Kommentare

Lehren aus dem grünen Erfolg Die Niederlage der Gestrigen

37ry3659.jpg259581100655519583.jpg

Grün, erfolgreich und ein bisschen spießig: Ministerpräsident Winfried Kretschmann und Oberbürgermeister Fritz Kuhn.

(Foto: dpa)

Während die Grünen ihren Helden Kuhn feiern, herrscht bei der Südwest-CDU Grabesstimmung. Die Union hat hier eine Wahl verloren. Schon wieder. Was bei der Landtagswahl noch aussah wie eine regionale Laune, wird zur Regel. Das stellt Merkels Partei vor Fragen, auf die sie schleunigst Antworten finden sollte.
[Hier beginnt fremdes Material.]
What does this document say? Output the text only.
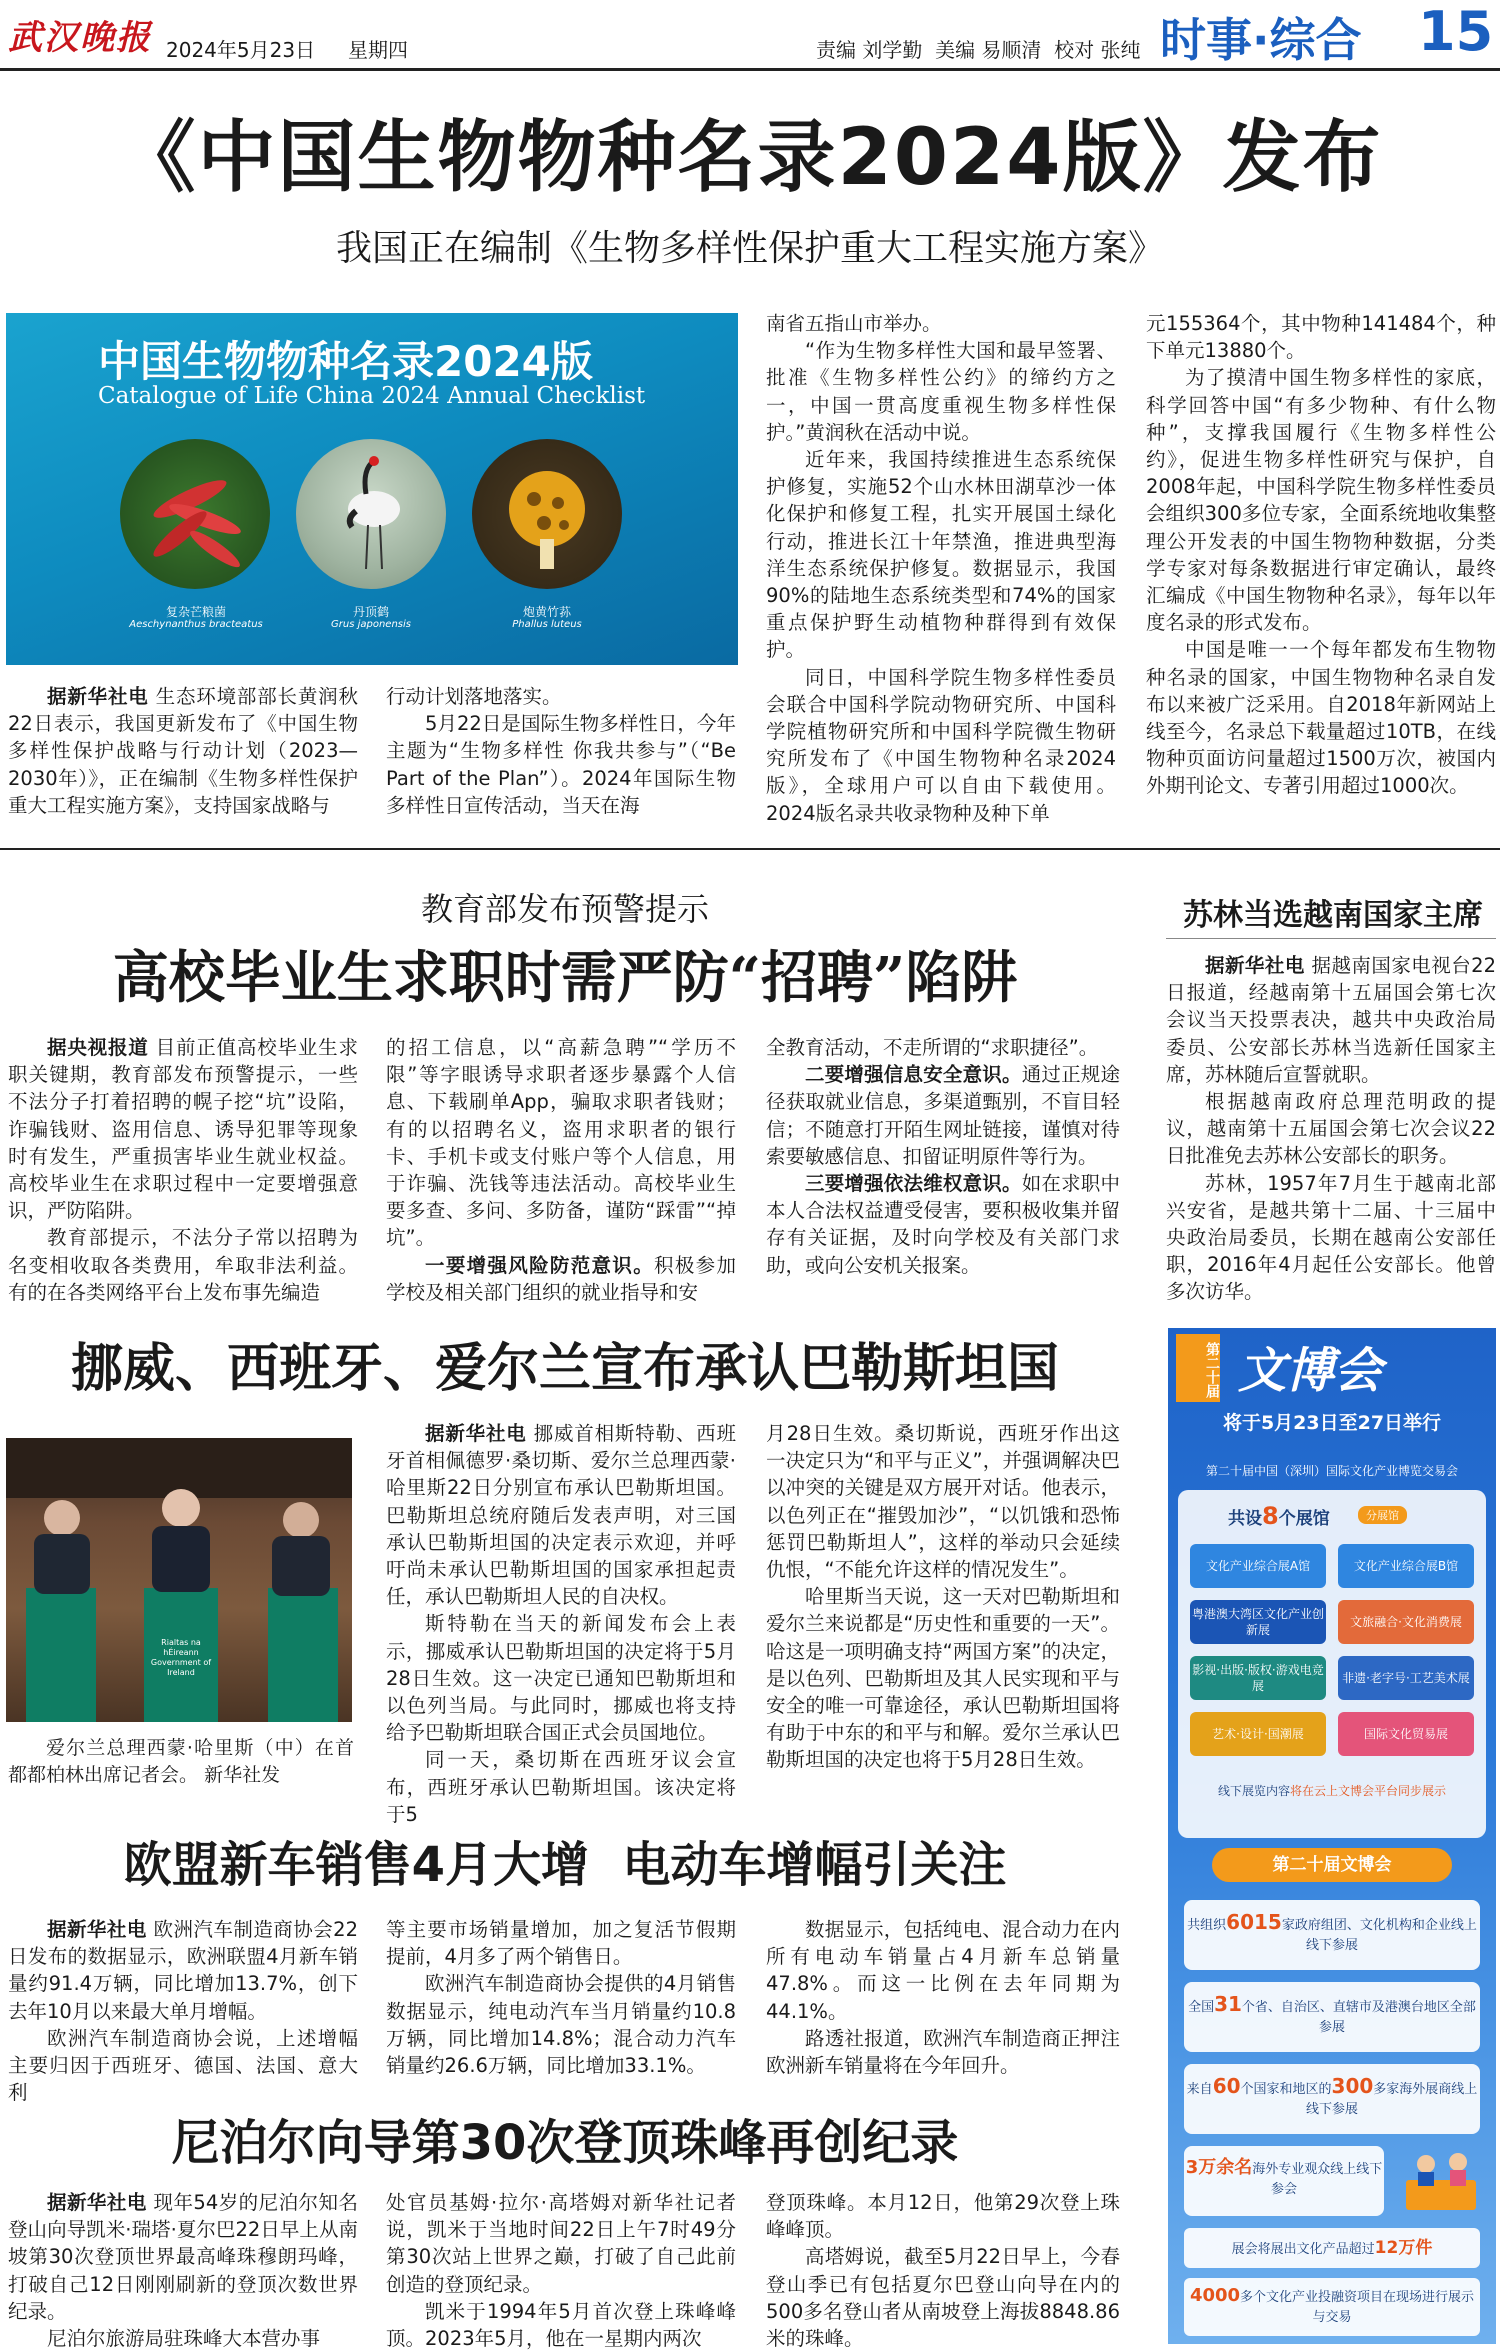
武汉晚报 2024年5月23日 星期四	责编 刘学勤  美编 易顺清  校对 张纯 时事·综合 15
《中国生物物种名录2024版》发布
我国正在编制《生物多样性保护重大工程实施方案》
中国生物物种名录2024版
Catalogue of Life China 2024 Annual Checklist
复杂芒粮菌
Aeschynanthus bracteatus
丹顶鹤
Grus japonensis
炮黄竹荪
Phallus luteus

据新华社电 生态环境部部长黄润秋22日表示，我国更新发布了《中国生物多样性保护战略与行动计划（2023—2030年）》，正在编制《生物多样性保护重大工程实施方案》，支持国家战略与

行动计划落地落实。

5月22日是国际生物多样性日，今年主题为“生物多样性 你我共参与”（“Be Part of the Plan”）。2024年国际生物多样性日宣传活动，当天在海

南省五指山市举办。

“作为生物多样性大国和最早签署、批准《生物多样性公约》的缔约方之一，中国一贯高度重视生物多样性保护。”黄润秋在活动中说。

近年来，我国持续推进生态系统保护修复，实施52个山水林田湖草沙一体化保护和修复工程，扎实开展国土绿化行动，推进长江十年禁渔，推进典型海洋生态系统保护修复。数据显示，我国90%的陆地生态系统类型和74%的国家重点保护野生动植物种群得到有效保护。

同日，中国科学院生物多样性委员会联合中国科学院动物研究所、中国科学院植物研究所和中国科学院微生物研究所发布了《中国生物物种名录2024版》，全球用户可以自由下载使用。2024版名录共收录物种及种下单

元155364个，其中物种141484个，种下单元13880个。

为了摸清中国生物多样性的家底，科学回答中国“有多少物种、有什么物种”，支撑我国履行《生物多样性公约》，促进生物多样性研究与保护，自2008年起，中国科学院生物多样性委员会组织300多位专家，全面系统地收集整理公开发表的中国生物物种数据，分类学专家对每条数据进行审定确认，最终汇编成《中国生物物种名录》，每年以年度名录的形式发布。

中国是唯一一个每年都发布生物物种名录的国家，中国生物物种名录自发布以来被广泛采用。自2018年新网站上线至今，名录总下载量超过10TB，在线物种页面访问量超过1500万次，被国内外期刊论文、专著引用超过1000次。

教育部发布预警提示
高校毕业生求职时需严防“招聘”陷阱

据央视报道 目前正值高校毕业生求职关键期，教育部发布预警提示，一些不法分子打着招聘的幌子挖“坑”设陷，诈骗钱财、盗用信息、诱导犯罪等现象时有发生，严重损害毕业生就业权益。高校毕业生在求职过程中一定要增强意识，严防陷阱。

教育部提示，不法分子常以招聘为名变相收取各类费用，牟取非法利益。有的在各类网络平台上发布事先编造

的招工信息，以“高薪急聘”“学历不限”等字眼诱导求职者逐步暴露个人信息、下载刷单App，骗取求职者钱财；有的以招聘名义，盗用求职者的银行卡、手机卡或支付账户等个人信息，用于诈骗、洗钱等违法活动。高校毕业生要多查、多问、多防备，谨防“踩雷”“掉坑”。

一要增强风险防范意识。积极参加学校及相关部门组织的就业指导和安

全教育活动，不走所谓的“求职捷径”。

二要增强信息安全意识。通过正规途径获取就业信息，多渠道甄别，不盲目轻信；不随意打开陌生网址链接，谨慎对待索要敏感信息、扣留证明原件等行为。

三要增强依法维权意识。如在求职中本人合法权益遭受侵害，要积极收集并留存有关证据，及时向学校及有关部门求助，或向公安机关报案。

苏林当选越南国家主席

据新华社电 据越南国家电视台22日报道，经越南第十五届国会第七次会议当天投票表决，越共中央政治局委员、公安部长苏林当选新任国家主席，苏林随后宣誓就职。

根据越南政府总理范明政的提议，越南第十五届国会第七次会议22日批准免去苏林公安部长的职务。

苏林，1957年7月生于越南北部兴安省，是越共第十二届、十三届中央政治局委员，长期在越南公安部任职，2016年4月起任公安部长。他曾多次访华。

挪威、西班牙、爱尔兰宣布承认巴勒斯坦国
Rialtas na hÉireann Government of Ireland

爱尔兰总理西蒙·哈里斯（中）在首都都柏林出席记者会。 新华社发

据新华社电 挪威首相斯特勒、西班牙首相佩德罗·桑切斯、爱尔兰总理西蒙·哈里斯22日分别宣布承认巴勒斯坦国。巴勒斯坦总统府随后发表声明，对三国承认巴勒斯坦国的决定表示欢迎，并呼吁尚未承认巴勒斯坦国的国家承担起责任，承认巴勒斯坦人民的自决权。

斯特勒在当天的新闻发布会上表示，挪威承认巴勒斯坦国的决定将于5月28日生效。这一决定已通知巴勒斯坦和以色列当局。与此同时，挪威也将支持给予巴勒斯坦联合国正式会员国地位。

同一天，桑切斯在西班牙议会宣布，西班牙承认巴勒斯坦国。该决定将于5

月28日生效。桑切斯说，西班牙作出这一决定只为“和平与正义”，并强调解决巴以冲突的关键是双方展开对话。他表示，以色列正在“摧毁加沙”，“以饥饿和恐怖惩罚巴勒斯坦人”，这样的举动只会延续仇恨，“不能允许这样的情况发生”。

哈里斯当天说，这一天对巴勒斯坦和爱尔兰来说都是“历史性和重要的一天”。哈这是一项明确支持“两国方案”的决定，是以色列、巴勒斯坦及其人民实现和平与安全的唯一可靠途径，承认巴勒斯坦国将有助于中东的和平与和解。爱尔兰承认巴勒斯坦国的决定也将于5月28日生效。

欧盟新车销售4月大增  电动车增幅引关注

据新华社电 欧洲汽车制造商协会22日发布的数据显示，欧洲联盟4月新车销量约91.4万辆，同比增加13.7%，创下去年10月以来最大单月增幅。

欧洲汽车制造商协会说，上述增幅主要归因于西班牙、德国、法国、意大利

等主要市场销量增加，加之复活节假期提前，4月多了两个销售日。

欧洲汽车制造商协会提供的4月销售数据显示，纯电动汽车当月销量约10.8万辆，同比增加14.8%；混合动力汽车销量约26.6万辆，同比增加33.1%。

数据显示，包括纯电、混合动力在内所有电动车销量占4月新车总销量47.8%。而这一比例在去年同期为44.1%。

路透社报道，欧洲汽车制造商正押注欧洲新车销量将在今年回升。

尼泊尔向导第30次登顶珠峰再创纪录

据新华社电 现年54岁的尼泊尔知名登山向导凯米·瑞塔·夏尔巴22日早上从南坡第30次登顶世界最高峰珠穆朗玛峰，打破自己12日刚刚刷新的登顶次数世界纪录。

尼泊尔旅游局驻珠峰大本营办事

处官员基姆·拉尔·高塔姆对新华社记者说，凯米于当地时间22日上午7时49分第30次站上世界之巅，打破了自己此前创造的登顶纪录。

凯米于1994年5月首次登上珠峰峰顶。2023年5月，他在一星期内两次

登顶珠峰。本月12日，他第29次登上珠峰峰顶。

高塔姆说，截至5月22日早上，今春登山季已有包括夏尔巴登山向导在内的500多名登山者从南坡登上海拔8848.86米的珠峰。

第二十届 文博会
将于5月23日至27日举行
第二十届中国（深圳）国际文化产业博览交易会
共设8个展馆	分展馆
文化产业综合展A馆	文化产业综合展B馆
粤港澳大湾区文化产业创新展
文旅融合·文化消费展
影视·出版·版权·游戏电竞展
非遗·老字号·工艺美术展
艺术·设计·国潮展	国际文化贸易展
线下展览内容将在云上文博会平台同步展示
第二十届文博会
共组织6015家政府组团、文化机构和企业线上线下参展
全国31个省、自治区、直辖市及港澳台地区全部参展
来自60个国家和地区的300多家海外展商线上线下参展
3万余名海外专业观众线上线下参会
展会将展出文化产品超过12万件
4000多个文化产业投融资项目在现场进行展示与交易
Dieter Salomon dürfte sich vielleicht und insgeheim ein kleines bisschen geärgert haben. Bisher war der Oberbürgermeister von Freiburg derjenige, der der größten grün regierten Stadt vorstand. Diese, freilich irrelevante, Bestmarke muss er nun an Fritz Kuhn abgeben, der in der Stichwahl den parteilosen, von Union, FDP und Freien Wählern unterstützten Kandidaten Sebastian Turner deutlich hinter sich gelassen hat.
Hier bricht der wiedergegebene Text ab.